By Aaron Nicodemus
For more than two decades, Leadership Worcester was a program sponsored by the Worcester Regional Chamber of Commerce that fostered midcareer professionals to become leaders in city government, nonprofit, education and business communities.
Year after year, from the early 1970s through about 2003, the program encouraged people to step up, help out, say something and do something to improve the lives of Worcester's citizens. Participants in Leadership Worcester were encouraged to participate in civic life by running for office, by leading companies, by volunteering, by teaching and by serving on the boards of nonprofits. They created mini-networks of acquaintances that could be tapped to overcome future community problems. I understand at least two prominent participants in Leadership Worcester later married and became a city power couple.
The program had been a leading community group in its heyday, like when it sponsored one of the first mayoral debates in 1987, when the city switched to the mayoral form of government for the first time.
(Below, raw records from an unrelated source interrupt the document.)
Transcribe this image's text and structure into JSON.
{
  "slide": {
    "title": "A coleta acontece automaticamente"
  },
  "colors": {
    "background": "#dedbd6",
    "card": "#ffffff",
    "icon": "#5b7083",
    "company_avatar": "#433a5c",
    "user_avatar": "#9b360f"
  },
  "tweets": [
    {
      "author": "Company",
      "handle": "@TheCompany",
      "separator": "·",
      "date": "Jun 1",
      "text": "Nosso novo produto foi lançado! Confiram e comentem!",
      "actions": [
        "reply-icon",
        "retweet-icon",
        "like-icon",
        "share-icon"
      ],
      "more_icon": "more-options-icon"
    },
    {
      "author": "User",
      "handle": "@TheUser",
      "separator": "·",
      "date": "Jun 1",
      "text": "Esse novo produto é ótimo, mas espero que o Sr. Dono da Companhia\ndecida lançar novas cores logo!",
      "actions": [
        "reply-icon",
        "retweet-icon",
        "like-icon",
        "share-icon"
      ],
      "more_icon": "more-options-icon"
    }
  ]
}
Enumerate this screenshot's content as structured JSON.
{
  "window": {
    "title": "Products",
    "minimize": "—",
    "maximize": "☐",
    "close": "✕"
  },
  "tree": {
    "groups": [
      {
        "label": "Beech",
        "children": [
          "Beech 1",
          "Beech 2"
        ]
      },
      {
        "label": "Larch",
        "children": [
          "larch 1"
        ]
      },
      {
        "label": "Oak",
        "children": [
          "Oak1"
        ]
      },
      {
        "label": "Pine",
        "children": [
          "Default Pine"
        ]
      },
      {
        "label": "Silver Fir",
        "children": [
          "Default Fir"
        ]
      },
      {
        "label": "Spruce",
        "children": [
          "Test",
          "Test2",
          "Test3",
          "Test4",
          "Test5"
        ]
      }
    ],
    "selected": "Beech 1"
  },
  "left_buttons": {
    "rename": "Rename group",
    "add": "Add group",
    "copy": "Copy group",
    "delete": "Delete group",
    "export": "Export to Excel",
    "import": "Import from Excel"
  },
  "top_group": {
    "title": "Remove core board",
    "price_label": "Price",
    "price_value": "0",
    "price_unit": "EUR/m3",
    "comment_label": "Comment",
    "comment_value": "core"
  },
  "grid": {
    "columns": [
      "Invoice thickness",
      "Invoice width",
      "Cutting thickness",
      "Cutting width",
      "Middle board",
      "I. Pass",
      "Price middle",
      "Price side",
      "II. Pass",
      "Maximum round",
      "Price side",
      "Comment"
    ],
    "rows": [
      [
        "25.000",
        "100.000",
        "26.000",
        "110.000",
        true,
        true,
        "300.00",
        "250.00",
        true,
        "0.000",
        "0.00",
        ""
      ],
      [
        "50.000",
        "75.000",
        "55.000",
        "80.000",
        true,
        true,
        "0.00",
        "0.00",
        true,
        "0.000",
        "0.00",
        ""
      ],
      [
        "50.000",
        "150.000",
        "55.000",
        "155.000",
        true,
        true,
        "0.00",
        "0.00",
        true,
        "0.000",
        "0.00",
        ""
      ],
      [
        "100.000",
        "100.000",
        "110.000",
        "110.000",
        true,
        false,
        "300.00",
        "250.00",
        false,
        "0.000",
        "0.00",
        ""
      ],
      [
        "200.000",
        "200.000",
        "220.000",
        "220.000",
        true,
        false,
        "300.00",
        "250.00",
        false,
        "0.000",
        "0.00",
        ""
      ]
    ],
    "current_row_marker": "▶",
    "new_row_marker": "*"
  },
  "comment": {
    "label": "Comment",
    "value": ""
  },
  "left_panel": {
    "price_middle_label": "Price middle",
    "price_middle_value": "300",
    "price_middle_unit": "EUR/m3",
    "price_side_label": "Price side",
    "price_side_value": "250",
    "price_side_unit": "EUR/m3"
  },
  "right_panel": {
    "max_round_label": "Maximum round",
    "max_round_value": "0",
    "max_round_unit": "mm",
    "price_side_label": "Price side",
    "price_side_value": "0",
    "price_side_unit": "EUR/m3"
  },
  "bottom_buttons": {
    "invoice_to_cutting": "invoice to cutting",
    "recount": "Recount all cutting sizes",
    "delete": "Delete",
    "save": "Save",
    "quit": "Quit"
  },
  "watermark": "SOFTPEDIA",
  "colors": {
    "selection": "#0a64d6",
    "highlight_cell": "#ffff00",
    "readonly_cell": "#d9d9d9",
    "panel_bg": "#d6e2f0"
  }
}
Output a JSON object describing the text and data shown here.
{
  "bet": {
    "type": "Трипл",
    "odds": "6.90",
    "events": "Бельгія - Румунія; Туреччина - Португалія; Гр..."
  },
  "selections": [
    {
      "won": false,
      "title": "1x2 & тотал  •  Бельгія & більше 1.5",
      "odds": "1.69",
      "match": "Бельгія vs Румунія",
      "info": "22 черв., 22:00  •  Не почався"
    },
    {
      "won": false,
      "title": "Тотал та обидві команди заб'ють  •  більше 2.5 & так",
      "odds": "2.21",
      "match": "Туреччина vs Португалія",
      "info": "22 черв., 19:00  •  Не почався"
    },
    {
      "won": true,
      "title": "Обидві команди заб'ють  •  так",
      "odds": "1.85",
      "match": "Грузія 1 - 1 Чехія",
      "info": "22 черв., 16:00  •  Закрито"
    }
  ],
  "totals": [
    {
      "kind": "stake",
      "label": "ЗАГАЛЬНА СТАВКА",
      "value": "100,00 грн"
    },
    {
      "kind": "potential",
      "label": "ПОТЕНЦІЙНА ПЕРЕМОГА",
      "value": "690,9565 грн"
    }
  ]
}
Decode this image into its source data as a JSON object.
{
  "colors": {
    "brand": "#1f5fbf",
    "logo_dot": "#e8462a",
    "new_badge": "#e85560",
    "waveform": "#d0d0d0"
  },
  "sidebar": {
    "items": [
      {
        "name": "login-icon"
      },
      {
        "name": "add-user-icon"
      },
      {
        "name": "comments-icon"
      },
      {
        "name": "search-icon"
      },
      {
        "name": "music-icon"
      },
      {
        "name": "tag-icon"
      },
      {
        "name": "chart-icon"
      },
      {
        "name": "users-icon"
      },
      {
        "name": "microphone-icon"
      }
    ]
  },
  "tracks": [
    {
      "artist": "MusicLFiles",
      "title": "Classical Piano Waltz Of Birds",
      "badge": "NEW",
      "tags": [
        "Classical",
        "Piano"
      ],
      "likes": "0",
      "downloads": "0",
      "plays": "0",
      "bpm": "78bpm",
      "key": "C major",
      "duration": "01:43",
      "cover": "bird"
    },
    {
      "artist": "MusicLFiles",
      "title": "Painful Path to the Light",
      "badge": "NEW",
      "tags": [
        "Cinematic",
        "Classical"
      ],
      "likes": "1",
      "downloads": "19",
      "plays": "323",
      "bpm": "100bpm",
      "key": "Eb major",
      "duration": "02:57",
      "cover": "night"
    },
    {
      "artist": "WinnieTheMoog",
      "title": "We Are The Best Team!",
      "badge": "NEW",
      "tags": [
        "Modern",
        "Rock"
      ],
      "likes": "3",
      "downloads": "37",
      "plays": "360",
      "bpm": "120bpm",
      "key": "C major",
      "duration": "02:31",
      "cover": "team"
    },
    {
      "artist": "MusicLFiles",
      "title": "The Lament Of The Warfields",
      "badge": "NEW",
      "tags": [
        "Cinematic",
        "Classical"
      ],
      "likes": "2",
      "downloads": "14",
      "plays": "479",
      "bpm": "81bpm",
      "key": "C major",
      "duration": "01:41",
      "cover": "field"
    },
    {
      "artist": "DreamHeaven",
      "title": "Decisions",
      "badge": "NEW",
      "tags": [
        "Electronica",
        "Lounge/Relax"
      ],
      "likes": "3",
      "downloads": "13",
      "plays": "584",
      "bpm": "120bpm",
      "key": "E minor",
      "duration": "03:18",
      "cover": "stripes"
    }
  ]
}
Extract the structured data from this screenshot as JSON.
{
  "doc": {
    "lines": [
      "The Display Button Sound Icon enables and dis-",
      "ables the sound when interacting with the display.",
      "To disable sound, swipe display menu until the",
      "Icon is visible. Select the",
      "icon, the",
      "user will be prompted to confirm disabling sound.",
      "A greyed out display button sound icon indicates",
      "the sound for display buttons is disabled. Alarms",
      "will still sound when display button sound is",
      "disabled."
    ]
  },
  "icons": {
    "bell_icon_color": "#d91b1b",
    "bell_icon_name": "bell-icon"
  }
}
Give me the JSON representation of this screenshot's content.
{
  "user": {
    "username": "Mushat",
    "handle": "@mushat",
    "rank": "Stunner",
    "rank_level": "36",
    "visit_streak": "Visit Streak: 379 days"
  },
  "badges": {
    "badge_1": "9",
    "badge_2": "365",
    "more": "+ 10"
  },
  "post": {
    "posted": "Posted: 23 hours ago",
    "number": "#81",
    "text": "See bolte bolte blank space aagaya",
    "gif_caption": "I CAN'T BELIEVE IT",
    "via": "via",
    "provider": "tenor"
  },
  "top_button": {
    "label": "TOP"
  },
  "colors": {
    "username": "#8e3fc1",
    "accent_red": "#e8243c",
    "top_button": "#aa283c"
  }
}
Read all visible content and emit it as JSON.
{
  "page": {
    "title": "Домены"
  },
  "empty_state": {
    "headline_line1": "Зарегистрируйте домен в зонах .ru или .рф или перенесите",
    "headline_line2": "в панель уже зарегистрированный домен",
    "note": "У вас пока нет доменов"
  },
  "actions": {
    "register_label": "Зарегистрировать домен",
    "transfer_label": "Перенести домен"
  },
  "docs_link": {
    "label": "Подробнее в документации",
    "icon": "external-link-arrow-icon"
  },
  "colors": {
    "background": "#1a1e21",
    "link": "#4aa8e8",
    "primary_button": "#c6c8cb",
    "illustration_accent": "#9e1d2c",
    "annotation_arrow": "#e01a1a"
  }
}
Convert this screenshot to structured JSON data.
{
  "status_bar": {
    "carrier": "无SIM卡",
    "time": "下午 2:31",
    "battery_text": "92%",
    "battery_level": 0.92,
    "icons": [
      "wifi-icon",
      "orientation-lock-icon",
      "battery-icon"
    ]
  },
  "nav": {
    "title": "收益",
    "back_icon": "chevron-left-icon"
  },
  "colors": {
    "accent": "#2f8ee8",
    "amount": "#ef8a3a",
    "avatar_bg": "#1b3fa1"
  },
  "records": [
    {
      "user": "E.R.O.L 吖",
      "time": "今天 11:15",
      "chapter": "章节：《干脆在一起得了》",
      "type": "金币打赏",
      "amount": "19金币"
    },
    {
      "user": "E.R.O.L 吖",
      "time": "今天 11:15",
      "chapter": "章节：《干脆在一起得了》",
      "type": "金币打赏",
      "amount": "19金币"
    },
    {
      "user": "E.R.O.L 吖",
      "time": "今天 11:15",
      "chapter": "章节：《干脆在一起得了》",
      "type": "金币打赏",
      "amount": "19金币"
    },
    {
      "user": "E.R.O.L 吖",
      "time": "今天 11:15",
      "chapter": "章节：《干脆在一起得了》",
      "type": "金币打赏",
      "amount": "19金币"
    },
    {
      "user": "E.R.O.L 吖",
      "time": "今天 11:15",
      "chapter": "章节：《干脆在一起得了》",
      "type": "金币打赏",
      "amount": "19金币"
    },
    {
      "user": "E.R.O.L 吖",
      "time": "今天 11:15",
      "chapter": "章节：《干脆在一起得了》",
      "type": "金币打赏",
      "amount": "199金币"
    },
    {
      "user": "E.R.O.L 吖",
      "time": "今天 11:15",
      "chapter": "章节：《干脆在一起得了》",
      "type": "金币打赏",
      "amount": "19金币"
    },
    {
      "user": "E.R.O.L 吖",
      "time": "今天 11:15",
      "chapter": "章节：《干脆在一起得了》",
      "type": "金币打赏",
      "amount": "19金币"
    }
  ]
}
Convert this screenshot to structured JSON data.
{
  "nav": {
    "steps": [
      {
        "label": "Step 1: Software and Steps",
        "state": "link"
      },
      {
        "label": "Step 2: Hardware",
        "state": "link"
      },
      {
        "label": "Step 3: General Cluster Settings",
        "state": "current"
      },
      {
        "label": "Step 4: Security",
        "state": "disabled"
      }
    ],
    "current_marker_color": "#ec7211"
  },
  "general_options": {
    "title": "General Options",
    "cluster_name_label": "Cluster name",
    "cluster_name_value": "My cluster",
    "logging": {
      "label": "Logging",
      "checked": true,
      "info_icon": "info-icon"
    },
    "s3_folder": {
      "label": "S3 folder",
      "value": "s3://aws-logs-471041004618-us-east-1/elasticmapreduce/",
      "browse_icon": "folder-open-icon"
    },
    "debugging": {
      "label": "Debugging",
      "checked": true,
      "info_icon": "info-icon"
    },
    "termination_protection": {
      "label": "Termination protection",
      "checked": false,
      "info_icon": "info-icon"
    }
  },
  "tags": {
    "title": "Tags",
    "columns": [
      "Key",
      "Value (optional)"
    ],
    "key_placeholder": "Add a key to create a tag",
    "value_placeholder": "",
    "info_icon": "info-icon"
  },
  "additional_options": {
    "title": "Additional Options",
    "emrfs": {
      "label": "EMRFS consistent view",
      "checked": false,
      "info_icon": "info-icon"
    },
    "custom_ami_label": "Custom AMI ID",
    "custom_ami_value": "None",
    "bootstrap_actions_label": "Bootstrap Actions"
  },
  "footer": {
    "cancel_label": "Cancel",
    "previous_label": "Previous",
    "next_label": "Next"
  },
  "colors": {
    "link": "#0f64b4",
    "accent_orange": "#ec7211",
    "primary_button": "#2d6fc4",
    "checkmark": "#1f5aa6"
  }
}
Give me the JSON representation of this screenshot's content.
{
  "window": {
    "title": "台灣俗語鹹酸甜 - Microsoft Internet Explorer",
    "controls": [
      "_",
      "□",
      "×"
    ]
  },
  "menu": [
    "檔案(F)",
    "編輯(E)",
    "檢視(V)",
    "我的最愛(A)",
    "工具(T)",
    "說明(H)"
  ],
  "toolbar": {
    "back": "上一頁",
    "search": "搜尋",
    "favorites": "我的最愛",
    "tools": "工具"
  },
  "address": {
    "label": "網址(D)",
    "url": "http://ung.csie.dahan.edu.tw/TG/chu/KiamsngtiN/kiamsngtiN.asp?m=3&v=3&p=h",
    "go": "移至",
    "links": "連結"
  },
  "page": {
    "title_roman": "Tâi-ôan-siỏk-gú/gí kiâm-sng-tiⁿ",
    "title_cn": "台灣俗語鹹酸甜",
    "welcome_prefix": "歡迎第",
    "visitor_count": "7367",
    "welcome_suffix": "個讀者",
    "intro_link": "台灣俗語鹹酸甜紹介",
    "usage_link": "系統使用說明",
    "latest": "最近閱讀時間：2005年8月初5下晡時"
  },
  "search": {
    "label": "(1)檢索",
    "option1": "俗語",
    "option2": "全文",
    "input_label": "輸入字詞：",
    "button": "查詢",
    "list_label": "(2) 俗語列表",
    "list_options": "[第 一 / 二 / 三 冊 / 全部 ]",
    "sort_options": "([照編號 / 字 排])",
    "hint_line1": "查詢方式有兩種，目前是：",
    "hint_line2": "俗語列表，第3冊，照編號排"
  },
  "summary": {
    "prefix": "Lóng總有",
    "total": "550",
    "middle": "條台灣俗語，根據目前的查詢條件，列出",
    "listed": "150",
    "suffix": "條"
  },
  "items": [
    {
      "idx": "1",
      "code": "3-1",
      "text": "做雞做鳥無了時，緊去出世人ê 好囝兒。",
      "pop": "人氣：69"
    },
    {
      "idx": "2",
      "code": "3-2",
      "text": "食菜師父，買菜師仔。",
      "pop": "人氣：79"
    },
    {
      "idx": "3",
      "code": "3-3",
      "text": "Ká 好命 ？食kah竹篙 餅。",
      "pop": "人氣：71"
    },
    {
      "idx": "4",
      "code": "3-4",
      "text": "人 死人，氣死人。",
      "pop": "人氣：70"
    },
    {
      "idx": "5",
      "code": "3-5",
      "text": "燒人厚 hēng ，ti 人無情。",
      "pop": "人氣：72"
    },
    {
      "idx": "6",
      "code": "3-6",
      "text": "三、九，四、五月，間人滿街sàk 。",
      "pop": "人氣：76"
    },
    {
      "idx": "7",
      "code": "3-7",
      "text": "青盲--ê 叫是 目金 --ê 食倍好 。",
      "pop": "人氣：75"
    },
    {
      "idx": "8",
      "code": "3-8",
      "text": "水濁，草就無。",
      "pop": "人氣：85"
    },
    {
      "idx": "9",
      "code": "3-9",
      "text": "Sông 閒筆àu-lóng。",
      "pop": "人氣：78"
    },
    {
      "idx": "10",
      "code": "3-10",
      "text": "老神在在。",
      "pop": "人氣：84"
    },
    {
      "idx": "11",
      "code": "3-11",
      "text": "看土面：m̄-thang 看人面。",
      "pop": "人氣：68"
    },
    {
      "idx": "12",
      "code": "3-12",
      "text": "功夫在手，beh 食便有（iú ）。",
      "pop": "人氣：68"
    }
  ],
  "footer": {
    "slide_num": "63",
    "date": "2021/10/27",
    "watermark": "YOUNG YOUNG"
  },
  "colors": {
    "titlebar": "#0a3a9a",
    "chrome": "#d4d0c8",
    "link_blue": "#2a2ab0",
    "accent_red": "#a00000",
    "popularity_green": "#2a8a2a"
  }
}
In researching this column, I found a wonderful little newspaper story from 1980 that ran deep inside the Evening Gazette which discussed a rare moment when Leadership Worcester found controversy.
One of Leadership Worcester's meetings that year was held at the private Worcester Club, which at the time had separate entrances for men and women. The women in Leadership Worcester, who were already successful in their chosen professions, were none too pleased when the club's secretary called them before the meeting to ask that they use the side entrance, also known as the "ladies' entrance."
I recognized several of the people quoted in the story. One was Leah Lamson, then a reporter at the Evening Gazette who would, many years later, become the paper's editor. Another was Roberta Schaefer, then an assistant professor of political science at Assumption College who would later become the founding executive director of the Worcester Research Bureau and led it for many years.
For the record, Ms. Lamson declared she was more surprised than offended about being asked to use the ladies' entrance. Ms. Schaefer said she thought the kerfuffle was "kind of silly."
More to the point for Leadership Worcester, both women became leaders in the Worcester community, which speaks to the program's efficacy. I'm sure there are dozens of similar success stories of Leadership Worcester participants.
But sometime in the early 2000s - the last class I could find a newspaper clip about was in 2003 - Leadership Worcester quietly folded. While it was shuttered largely due to a lack of funding, it also suffered from a lack of interest.
When the Worcester chamber and the Greater Worcester Community Foundation sought to revive the program last year, they found enthusiastic support within Worcester's business, nonprofit, education and government communities. The program received 50 applicants for 25 openings. According to Gail Randall of the GWCF, all 50 applicants would likely have been great participants.
One of the participants is Josh Croke, whose nonprofit Action! Worcester is using the first-floor space in the renovated office space at 20 Franklin St. to connect entrepreneurial college students with local businesses.
Campuses in Worcester, he said, are mostly isolated from the local business community. His group plans to host regular meetings and mixers, so students can pitch their ideas for businesses, and local businesses can offer advice and encouragement. Companies can also use the space for corporate events, he said.
Last week, the 25 participants in Leadership Worcester 2015 met in the space to discuss their thoughts on improving downtown Worcester. They had taken a short walking tour of downtown, led by Roberta Brien of the Worcester Business Development Corp. and Heather Gould of the city's economic development office.
Ms. Brien talked about how 1960s urban renewal clear cut huge swaths of downtown Worcester in the name of progress, but ended up cutting off neighborhoods from the city center and building a huge downtown mall that failed not once, but twice. Ms. Gould discussed how residential uses were returning to downtown in many buildings' upper floors, but that many first-floor retail spaces remained vacant. Even with several parking garages within walking distance of City Hall, the downtown still suffers from a lack of parking, they said.
Afterward, the participants collected in small groups to brainstorm their own ideas to remake downtown.
I'm heartened that Leadership Worcester is back, to build a pipeline of future Worcester leaders who will, presumably, open whichever door they choose - or figure out a way around or through the closed ones.